Recently, we had the opportunity to attend a Chief Economists Forum with 5 high calibre economists providing their market outlook for 2014.
The concerns for 2013 were:
- U.S. to double dip
- China was to have a hard landing
- Europe was to fall apart
None of which happened. Instead there was strong global share market growth.
There was general consensus regarding the views for the coming year as opposed to previous years that held lively debates, the key themes that emerged from the discussions were:
- Globally the consensus is positive, with a move back to the markets however there is a mixed reaction to the end of the GFC shock. World growth has stabilized and is expected at 3.5%
- China is less competitive compared to previous years (predicting 6.7% compared to 10% growth). Wages will increase, profits will suffer, currency will appreciate and inflation is on the rise
- Japan has seen rapid growth
- U.S – Rising wealth as wages in China are less competitive, demand for luxury leisure increasing, unemployment rate decreasing and reduction in fiscal drag, 2013 was the year of tax increases and spending cuts. Another good year for the stock market with companies in good shape. U.S corporate balance sheets have never been as strong. The U.S is showing real signs of improvement with inflation being the lowest since 1950
- U.S Federal cash rate should rise around the middle of 2014 which is sooner than previous consensus as the unemployment rate has improved rapidly
- Europe is emerging from the recession, however the region can’t put together a sustainable recovery
- As central European banks pull back liquidity 2015 could be the year to watch
- There are concerns around developing countries tapering into the future however not enough to cause systematic risk. Problems could occur in 2015 as there needs to be structural reform not only quantitative easing but also fiscal stimulus
- Australian sentiment has shifted from denial to doubt with policy leadership being essential to restoring economic growth as deflation still represents the biggest risk to macro stability. Australia is lagging other economies
- The mining boom has been a victim of its own success; subdued domestic demand is taking its toll on operating conditions, companies are now looking at reducing costs. Australia is at a critical juncture needing a new growth champion
- Affordability of housing is clearly under pressure. If you brought residential property in 2010 and were to sell today you would take a loss. The trend in Self Managed Super Funds owning property is fraught with danger despite the housing market boom continuing in 2014 as a result of low interest rates
- Australia will need to adjust to the decline of the mining boom, which will result in a slowdown in spending, depreciation of the Australian dollar, reduction of real income as import prices rise, drop in wages for trades that were previously sought after in mining
- It is expected that the RBA may need to start considering lifting rates in the second half of 2014, which could have dampening influence on equity prices later in the year and could see a further sell off in the bond market
- With low interest rates and a low A$, Australia will be more competitive (imports more expensive)

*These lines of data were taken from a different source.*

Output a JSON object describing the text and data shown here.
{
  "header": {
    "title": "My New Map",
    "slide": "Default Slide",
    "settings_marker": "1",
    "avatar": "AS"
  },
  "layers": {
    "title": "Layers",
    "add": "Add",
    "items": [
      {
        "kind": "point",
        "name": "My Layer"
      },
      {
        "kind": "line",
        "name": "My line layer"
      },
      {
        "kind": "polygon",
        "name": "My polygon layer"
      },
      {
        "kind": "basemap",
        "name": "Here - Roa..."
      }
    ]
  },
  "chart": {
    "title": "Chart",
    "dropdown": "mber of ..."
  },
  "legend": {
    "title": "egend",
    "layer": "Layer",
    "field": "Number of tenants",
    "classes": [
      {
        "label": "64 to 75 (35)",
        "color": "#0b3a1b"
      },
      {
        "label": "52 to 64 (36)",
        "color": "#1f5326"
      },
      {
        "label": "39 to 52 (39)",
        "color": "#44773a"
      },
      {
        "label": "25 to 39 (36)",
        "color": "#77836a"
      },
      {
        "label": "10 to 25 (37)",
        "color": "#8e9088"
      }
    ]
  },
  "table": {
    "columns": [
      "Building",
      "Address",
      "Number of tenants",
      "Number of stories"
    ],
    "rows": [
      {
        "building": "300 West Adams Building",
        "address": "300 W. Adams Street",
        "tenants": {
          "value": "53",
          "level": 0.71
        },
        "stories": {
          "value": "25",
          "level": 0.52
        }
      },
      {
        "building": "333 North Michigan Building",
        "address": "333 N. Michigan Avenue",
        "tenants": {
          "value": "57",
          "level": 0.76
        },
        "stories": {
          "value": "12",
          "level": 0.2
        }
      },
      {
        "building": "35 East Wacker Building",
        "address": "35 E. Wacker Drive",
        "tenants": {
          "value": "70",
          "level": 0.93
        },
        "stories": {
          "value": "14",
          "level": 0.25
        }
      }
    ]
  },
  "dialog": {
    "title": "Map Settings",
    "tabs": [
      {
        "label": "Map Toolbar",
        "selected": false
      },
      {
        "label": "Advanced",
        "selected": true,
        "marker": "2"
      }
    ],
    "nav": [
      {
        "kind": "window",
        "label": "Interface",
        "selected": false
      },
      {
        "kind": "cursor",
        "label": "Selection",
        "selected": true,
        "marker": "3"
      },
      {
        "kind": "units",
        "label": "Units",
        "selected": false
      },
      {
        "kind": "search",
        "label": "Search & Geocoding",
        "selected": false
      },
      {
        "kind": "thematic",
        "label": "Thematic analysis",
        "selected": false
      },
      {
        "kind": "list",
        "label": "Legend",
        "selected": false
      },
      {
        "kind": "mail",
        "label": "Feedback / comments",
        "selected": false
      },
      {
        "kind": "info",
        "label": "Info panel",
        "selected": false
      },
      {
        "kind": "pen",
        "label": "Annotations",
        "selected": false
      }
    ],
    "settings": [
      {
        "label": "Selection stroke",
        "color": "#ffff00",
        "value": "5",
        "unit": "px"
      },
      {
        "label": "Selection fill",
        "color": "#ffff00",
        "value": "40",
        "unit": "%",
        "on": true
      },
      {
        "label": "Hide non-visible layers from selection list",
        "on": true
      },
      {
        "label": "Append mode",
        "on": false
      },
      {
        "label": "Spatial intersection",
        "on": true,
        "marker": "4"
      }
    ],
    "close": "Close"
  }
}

- The Australian labor market outlook held up well during the GFC however is now sluggish, a fall in participation partly due to people now retiring and people not applying to fill their places
- Australian unemployment rate is said to rise above 6%
- Whilst Australian banks are expensive, they continue to pay a good level of dividends
- The Australian job demand will be dominated in future by the health and social assistance areas
Gradually improving global and Australian growth is likely to help drive solid profit growth in 2014.
Combined with still reasonable valuations, and investors searching for better returns from low yielding cash and bank deposits, this is likely to ensure another year of solid share market returns.

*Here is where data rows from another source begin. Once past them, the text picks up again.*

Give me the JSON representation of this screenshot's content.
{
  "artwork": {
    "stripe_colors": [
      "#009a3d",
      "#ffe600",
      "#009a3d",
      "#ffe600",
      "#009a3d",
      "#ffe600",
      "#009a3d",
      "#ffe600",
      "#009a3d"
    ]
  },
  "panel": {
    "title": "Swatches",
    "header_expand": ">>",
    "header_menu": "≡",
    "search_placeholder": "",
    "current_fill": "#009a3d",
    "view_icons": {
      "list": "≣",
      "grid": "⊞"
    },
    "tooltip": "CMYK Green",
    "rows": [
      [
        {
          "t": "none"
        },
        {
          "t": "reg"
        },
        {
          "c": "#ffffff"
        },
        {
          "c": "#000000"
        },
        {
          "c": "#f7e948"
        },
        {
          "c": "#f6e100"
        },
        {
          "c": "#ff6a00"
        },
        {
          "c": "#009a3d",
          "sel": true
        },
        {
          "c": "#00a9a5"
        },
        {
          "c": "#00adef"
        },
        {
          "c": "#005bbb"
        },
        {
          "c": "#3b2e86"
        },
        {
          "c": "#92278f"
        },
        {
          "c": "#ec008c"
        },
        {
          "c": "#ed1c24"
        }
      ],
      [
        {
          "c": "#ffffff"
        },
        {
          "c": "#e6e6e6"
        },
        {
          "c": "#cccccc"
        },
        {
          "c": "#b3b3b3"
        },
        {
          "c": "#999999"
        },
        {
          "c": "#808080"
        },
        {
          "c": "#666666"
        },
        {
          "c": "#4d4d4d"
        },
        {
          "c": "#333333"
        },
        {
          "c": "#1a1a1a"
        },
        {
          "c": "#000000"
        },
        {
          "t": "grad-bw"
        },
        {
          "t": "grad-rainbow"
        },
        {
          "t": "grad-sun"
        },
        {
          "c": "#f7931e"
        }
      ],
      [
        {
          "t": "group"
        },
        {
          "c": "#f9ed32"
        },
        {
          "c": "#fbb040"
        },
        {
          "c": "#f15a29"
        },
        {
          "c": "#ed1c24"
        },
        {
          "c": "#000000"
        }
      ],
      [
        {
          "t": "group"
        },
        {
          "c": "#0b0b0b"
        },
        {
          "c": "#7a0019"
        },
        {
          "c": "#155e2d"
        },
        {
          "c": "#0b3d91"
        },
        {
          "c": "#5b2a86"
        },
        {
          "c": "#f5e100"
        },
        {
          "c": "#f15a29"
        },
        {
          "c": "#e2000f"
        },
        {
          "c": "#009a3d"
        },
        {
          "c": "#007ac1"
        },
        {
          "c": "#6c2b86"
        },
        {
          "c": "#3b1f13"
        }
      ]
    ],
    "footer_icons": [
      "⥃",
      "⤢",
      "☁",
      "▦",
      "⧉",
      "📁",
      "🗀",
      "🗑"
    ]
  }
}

Share market gains may slow a bit from the pace of the last two years though, and as a result, they are likely to be around 10 per cent, with global shares having a slight edge over Australian shares, reflecting somewhat more attractive valuations.
Please note that any advice contained in this alert is to be regarded as general investment advice and factual of nature rather than personal advice. As it is not possible to take into account each clients individual circumstances, before acting on the recommendations contained in this report clients must determine the appropriateness of a particular recommendation in the light of their investment objectives and financial situation.